ERIC Number: ED184953
Record Type: RIE
Publication Date: 1979
Reference Count: 0
'Go and Look It Up Yourself'.
This document examines study skills and presents various approaches to teaching the skills at the elementary and secondary levels. The teaching of study skills should have a high priority in our schools to help students deal efficiently with their daily classroom tasks and to equip them for a lifetime of learning. There are many different ways to view study skills. One way is to view them as three more or less coherent clusters rather than as disjointed lists: 1) receptive skills--the intake of ideas through reading, 2) reflective skills--interaction between the individual and what he reads or sees, and 3) expressive skills--ability to apply knowledge learned and demonstrate its utility.

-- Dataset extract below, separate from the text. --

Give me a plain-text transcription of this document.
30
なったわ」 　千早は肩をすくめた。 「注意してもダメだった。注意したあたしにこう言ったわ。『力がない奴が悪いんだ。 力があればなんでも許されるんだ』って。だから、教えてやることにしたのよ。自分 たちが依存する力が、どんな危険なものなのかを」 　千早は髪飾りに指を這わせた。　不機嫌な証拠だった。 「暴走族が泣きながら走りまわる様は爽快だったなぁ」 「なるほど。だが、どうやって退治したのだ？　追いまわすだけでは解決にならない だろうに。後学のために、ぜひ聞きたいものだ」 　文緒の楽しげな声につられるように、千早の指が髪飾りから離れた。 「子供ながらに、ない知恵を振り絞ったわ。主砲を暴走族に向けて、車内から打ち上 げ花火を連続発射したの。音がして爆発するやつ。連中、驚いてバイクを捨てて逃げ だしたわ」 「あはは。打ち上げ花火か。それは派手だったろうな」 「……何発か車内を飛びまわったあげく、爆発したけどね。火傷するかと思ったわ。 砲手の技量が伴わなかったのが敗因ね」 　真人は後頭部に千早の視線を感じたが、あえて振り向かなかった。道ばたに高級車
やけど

Another way to view study skills is to consider them under three broad headings: knowledge and use of reference materials; ability to read and interpret pictorial, tabular, diagrammatic, and graphic materials; and reading study skills. There are various approaches to teaching study skills. In the functional-incidental approach the skills taught evolve from the materials being used in classroom instruction. In the skill-oriented approach the specific skill needs of the pupils, rather than content considerations, dictate the type of instruction. Other approaches include the content-oriented approach and the textbook approach. (Author/RM)
Publication Type: Guides - Non-Classroom
Education Level: N/A
Authoring Institution: New Zealand Council for Educational Research, Wellington.
Note: Adapted from an address to the New Zealand International Reading Association Conference (1975).